Vision-Language-Action (VLA) models have recently achieved remarkable progress in robotic perception and control, yet most existing approaches primarily rely on VLM trained using 2D images, which limits their spatial understanding and action grounding in complex 3D environments. To address this limitation, we propose a novel framework that integrates depth estimation into VLA models to enrich 3D feature representations. Specifically, we employ a depth estimation baseline called VGGT to extract geometry-aware 3D cues from standard RGB inputs, enabling efficient utilization of existing large-scale 2D datasets while implicitly recovering 3D structural information. To further enhance the reliability of these depth-derived features, we introduce a new module called action assistant, which constrains the learned 3D representations with action priors and ensures their consistency with downstream control tasks. By fusing the enhanced 3D features with conventional 2D visual tokens, our approach significantly improves the generalization ability and robustness of VLA models. Experimental results demonstrate that the proposed method not only strengthens perception in geometrically ambiguous scenarios but also leads to superior action prediction accuracy. This work highlights the potential of depth-driven data augmentation and auxiliary expert supervision for bridging the gap between 2D observations and 3D-aware decision-making in robotic systems.
Paper Structure (11 sections, 2 equations, 5 figures, 1 table)

This paper contains 11 sections, 2 equations, 5 figures, 1 table.

Figures (5)

  • Figure 1: The architecture comparison with different methods. (a) Gr00t bjorck2025gr00t: Only 2D visual features are used without explicit 3D reasoning. (b) PointVLA li2025pointvla: LiDAR-based point clouds are introduced but rely on specialized 3D sensors. (c) AugVLA-3D: Our AugVLA-3D leverages depth estimation to inject 3D structural features in a sensor-free manner, enabling scalable training and stronger 3D generalization.
  • Figure 2: Architecture of our proposed AugVLA-3D framework. The overall model design largely follows the GR00t backbone, while we introduce a dedicated 3D feature injection module to enhance the Action Expert with depth-derived geometric information. To ensure that the injected 3D features are aligned with task objectives without introducing excessive computational overhead, we further design an Action Assistant. This module is structurally consistent with the Action Expert but adopts a lightweight parameterization, effectively constraining the 3D features while keeping the additional cost minimal.
  • Figure 3: Illustrations of the five experimental tasks: Task 1: Place the wooden blocks into the corresponding plates; Task 2: Cover the duck toy with a tape; Task 3: Wipe the plates with a dishcloth; Task 4: Take out the cup and put in the block; Task 5: Place the cup and pour water into it.
  • Figure 4: Experimental results on real-life scenarios
  • Figure 5: Comparative experimental results between the AugVLA-3D and Gr00T models in complex manipulation scenarios with dexterous hands.
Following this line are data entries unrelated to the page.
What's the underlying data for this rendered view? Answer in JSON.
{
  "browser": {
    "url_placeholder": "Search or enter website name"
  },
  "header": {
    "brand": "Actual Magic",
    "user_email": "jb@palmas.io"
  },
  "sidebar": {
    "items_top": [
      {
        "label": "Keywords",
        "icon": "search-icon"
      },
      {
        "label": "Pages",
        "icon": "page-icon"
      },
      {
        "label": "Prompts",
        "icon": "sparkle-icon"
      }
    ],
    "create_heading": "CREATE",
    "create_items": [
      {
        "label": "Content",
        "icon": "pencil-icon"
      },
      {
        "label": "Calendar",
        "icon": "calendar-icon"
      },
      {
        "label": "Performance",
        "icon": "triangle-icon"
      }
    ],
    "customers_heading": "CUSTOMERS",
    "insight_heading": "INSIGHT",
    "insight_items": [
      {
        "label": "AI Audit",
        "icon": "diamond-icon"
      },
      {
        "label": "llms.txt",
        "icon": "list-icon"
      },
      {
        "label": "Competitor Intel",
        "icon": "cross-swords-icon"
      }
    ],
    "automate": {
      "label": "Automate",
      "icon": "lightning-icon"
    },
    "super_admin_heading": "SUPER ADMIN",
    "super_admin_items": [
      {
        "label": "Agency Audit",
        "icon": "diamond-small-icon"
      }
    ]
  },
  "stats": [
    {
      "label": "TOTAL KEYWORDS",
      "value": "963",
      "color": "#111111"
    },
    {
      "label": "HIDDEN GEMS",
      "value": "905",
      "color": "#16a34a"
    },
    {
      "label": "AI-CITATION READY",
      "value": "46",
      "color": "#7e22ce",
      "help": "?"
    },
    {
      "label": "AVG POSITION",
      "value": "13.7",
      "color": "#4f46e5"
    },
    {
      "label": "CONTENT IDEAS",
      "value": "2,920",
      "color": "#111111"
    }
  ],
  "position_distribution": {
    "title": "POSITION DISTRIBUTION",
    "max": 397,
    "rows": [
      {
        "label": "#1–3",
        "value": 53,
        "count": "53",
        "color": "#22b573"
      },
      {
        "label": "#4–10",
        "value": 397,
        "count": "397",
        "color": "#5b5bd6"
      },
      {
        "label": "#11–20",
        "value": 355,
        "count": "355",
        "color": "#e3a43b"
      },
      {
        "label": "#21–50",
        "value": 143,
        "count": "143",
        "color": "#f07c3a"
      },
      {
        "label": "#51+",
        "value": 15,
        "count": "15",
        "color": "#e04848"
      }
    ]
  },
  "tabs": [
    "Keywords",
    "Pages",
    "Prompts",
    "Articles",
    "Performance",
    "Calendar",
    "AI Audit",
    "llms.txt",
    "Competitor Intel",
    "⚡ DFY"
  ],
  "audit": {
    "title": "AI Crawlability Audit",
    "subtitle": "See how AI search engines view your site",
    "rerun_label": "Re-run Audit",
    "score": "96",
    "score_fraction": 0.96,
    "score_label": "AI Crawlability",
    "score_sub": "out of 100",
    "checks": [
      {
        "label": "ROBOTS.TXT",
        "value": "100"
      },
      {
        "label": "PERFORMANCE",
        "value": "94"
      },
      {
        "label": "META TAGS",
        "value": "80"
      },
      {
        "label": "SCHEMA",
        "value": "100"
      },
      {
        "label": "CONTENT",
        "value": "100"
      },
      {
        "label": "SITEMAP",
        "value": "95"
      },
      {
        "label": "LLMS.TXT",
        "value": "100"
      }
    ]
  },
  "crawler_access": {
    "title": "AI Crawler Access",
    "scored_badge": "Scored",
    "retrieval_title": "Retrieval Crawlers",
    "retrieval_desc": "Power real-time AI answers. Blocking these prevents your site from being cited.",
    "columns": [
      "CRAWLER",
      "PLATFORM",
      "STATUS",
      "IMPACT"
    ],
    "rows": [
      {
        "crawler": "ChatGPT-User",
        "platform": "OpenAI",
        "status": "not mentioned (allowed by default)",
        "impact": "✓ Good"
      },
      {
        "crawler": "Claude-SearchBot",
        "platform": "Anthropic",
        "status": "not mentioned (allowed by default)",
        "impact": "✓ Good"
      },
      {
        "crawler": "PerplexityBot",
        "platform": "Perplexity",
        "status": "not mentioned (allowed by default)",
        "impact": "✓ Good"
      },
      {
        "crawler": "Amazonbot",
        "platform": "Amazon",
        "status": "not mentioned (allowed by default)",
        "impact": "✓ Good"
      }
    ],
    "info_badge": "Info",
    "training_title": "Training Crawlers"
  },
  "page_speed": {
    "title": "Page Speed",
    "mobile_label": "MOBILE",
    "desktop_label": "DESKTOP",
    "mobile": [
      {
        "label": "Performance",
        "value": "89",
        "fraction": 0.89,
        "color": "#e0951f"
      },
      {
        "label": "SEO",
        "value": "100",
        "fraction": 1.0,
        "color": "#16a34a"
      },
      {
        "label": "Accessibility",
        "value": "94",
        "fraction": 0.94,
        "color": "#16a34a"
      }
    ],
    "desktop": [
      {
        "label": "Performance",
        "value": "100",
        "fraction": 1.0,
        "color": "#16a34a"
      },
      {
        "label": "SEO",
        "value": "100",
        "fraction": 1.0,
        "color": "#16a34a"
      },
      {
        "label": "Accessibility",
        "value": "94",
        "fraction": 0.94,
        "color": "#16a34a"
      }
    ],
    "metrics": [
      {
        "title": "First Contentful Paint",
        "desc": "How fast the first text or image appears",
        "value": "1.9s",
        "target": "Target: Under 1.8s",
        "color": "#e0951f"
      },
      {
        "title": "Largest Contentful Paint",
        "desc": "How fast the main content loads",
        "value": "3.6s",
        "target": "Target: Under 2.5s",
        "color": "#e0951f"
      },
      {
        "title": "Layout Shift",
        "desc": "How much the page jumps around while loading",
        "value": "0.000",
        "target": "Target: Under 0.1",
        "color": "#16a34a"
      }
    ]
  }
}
The experiment involved two typical manipulation tasks: "pick up the cup and put it in a drawer, then close it" (rows 1-2) and "pick up a loaf of bread and put it in a pot" (rows 3-4). Each task consisted of six key action steps. To ensure fairness, the object layout, lighting conditions, and task instructions were kept consistent across all experimental scenarios. The results show that the AugVLA-3D model, which incorporates 3D spatial features, generally outperforms the Gr00T model in object positioning accuracy, motion trajectory smoothness, and task completion efficiency, validating the effectiveness of 3D features in improving robot manipulation intelligence.